Wednesday, December 30, 2009

We're all Madoffs now...

At least according to the influential and successful Canadian fund manager Eric Sprott. Mr. Sprott makes me look like permabull Larry Kudlow by comparison.

Via Bloomberg....

* The Standard & Poor’s 500 Index will collapse below its March lows as an expected rebound in economic growth fails to materialize

* He’s predicting the gauge will fall 40 percent to below 676.53, the 12-year low reached on March 9. “We’re in a bear market that will last 15 or 20 years, and we’ve had nine of them,” Sprott said in December.

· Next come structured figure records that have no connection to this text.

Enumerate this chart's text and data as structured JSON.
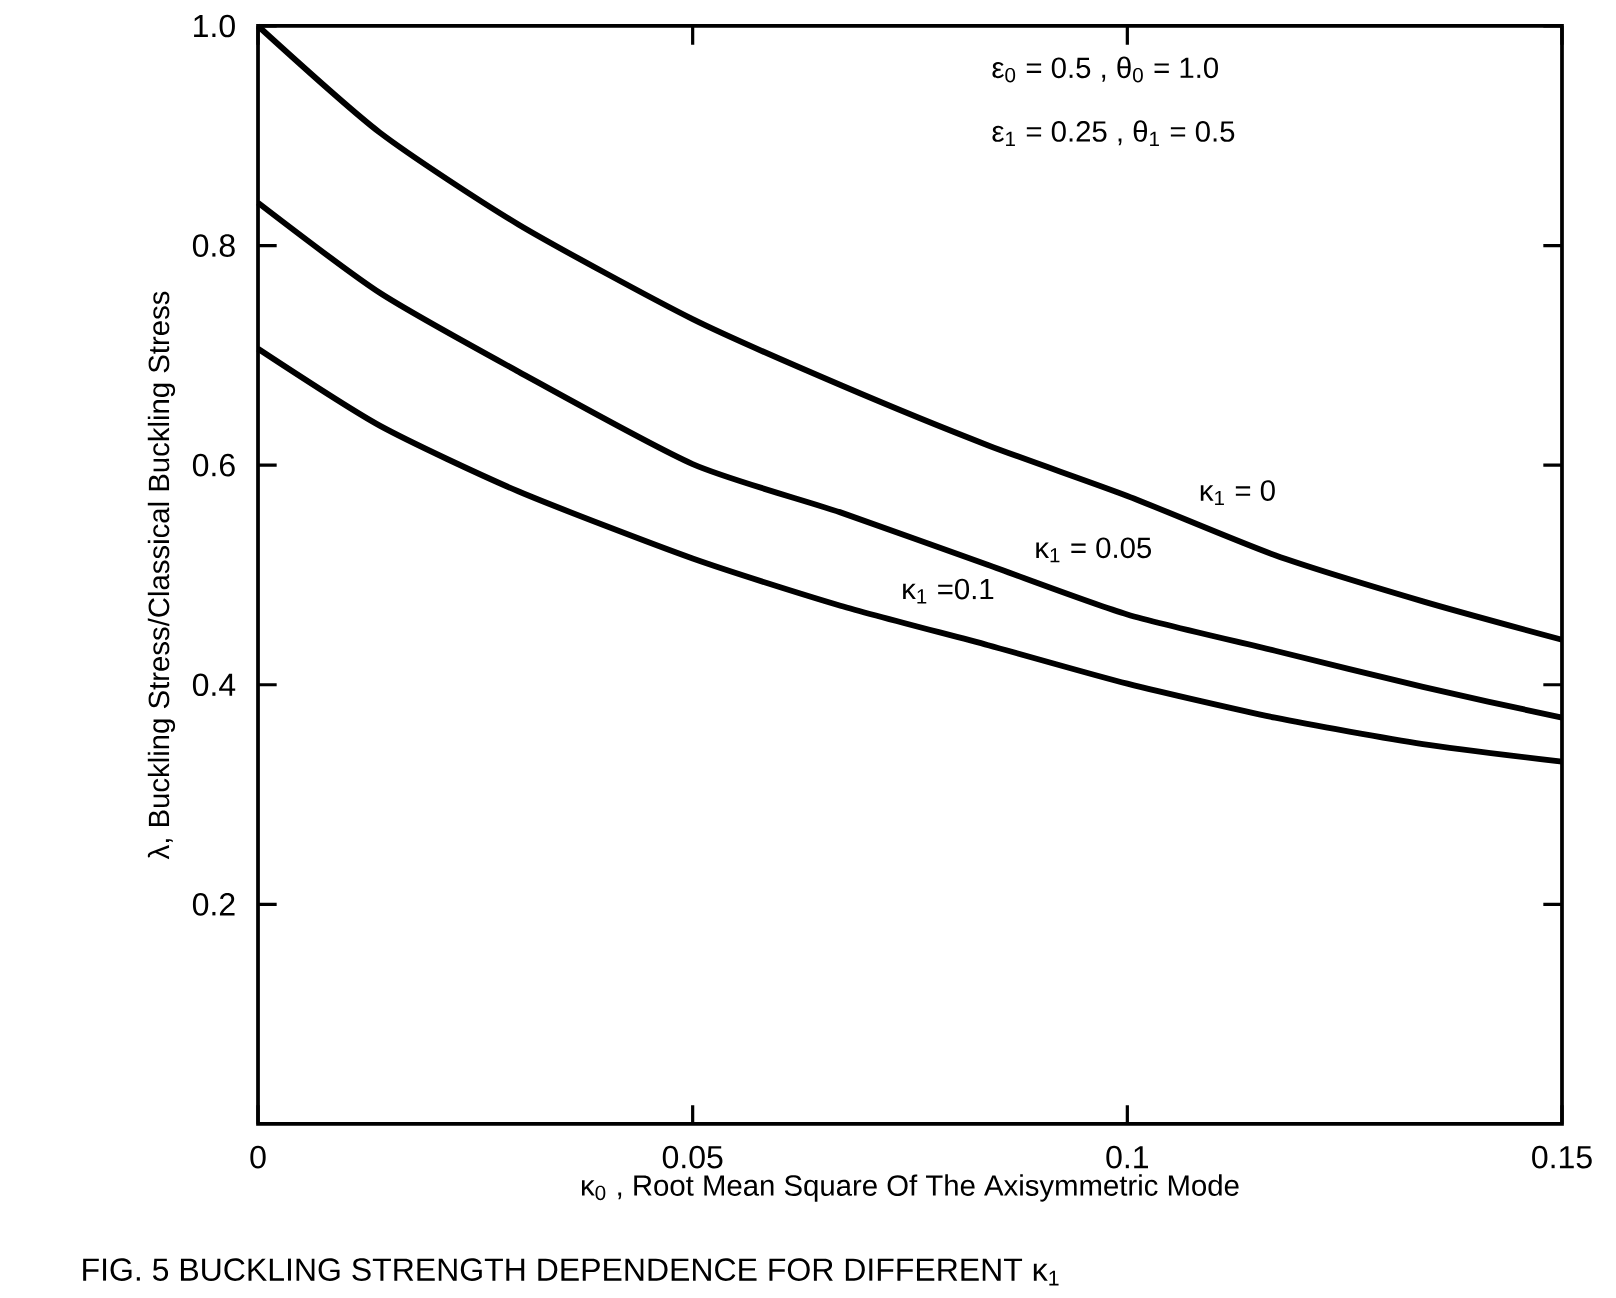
{
  "chart_data": {
    "type": "line",
    "title": "FIG. 5 BUCKLING STRENGTH DEPENDENCE FOR DIFFERENT κ$_{1}$",
    "xlabel": "κ$_{0}$ , Root Mean Square Of The Axisymmetric Mode",
    "ylabel": "λ, Buckling Stress/Classical Buckling Stress",
    "x": [
      0,
      0.014,
      0.03,
      0.05,
      0.067,
      0.084,
      0.1,
      0.117,
      0.134,
      0.15
    ],
    "series": [
      {
        "name": "κ$_{1}$ = 0",
        "color": "#000000",
        "values": [
          1.0,
          0.903,
          0.819,
          0.733,
          0.673,
          0.618,
          0.572,
          0.518,
          0.476,
          0.441
        ]
      },
      {
        "name": "κ$_{1}$ = 0.05",
        "color": "#000000",
        "values": [
          0.839,
          0.757,
          0.685,
          0.601,
          0.557,
          0.509,
          0.464,
          0.431,
          0.398,
          0.37
        ]
      },
      {
        "name": "κ$_{1}$ =0.1",
        "color": "#000000",
        "values": [
          0.706,
          0.636,
          0.576,
          0.515,
          0.472,
          0.436,
          0.401,
          0.37,
          0.346,
          0.33
        ]
      }
    ],
    "annotations": [
      "ε$_{0}$ = 0.5 ,  θ$_{0}$ = 1.0",
      "ε$_{1}$ = 0.25 , θ$_{1}$ = 0.5"
    ],
    "xlim": [
      0,
      0.15
    ],
    "ylim": [
      0,
      1.0
    ],
    "xticks": [
      0,
      0.05,
      0.1,
      0.15
    ],
    "yticks": [
      0.2,
      0.4,
      0.6,
      0.8,
      {
        "value": 1.0,
        "label": "1.0"
      }
    ],
    "grid": false,
    "marker": "none",
    "line_style": "solid"
  }
}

Mr. Sprott is swimming in the deep end with heavy investments in commodities and miners, so he is talking his book to a certain degree. I don't buy the gold argument at these levels, but it's important to consider all opposing viewpoints.

However, just when I think he's off his rocker, someone points out that the current House bill - HR 4173 includes this critical clause....

FINANCIAL CRISIS MANAGEMENT(1) IN GENERAL.In unusual and exigent circumstances, the Board of Governors of the Federal Reserve System, upon the written determination, pursuant to section 1109 of the Financial Stability Improvement Act of 2009, of the Financial Stability Oversight Council, that a liquidity event exists that could destabilize the financial system .... and with the written consent of the Secretary of the Treasury (after certification by the President that an emergency exists), may authorize any Federal reserve bank, ....Upon making any determination under this paragraph, with the consent of the Secretary of the Treasury, the Financial Stability Oversight Council shall promptly submit a notice of such determination to the Congress. The amounts made available under this subsection shall not exceed $4,000,000,000,000.

Holy Trillions Batman!

There were tons of stories during the holidays about robust online shopping. Snowbound East coasters were clicking away at a furious pace. A bigger piece of santas sleigh was being filled by right? Only not so much...

According to Comscore, total online holiday sales totalled $27.1 billion. Once the figures are adjusted for the number of shopping days last year and this, the improvement was only 3.5% (up about $900 million for the ENTIRE world of ecommerce).

The spin in the press release tries to frame this as a positive result, but since this just gets us back to 2007 levels of online sales, I don't think this can be viewed as a huge win.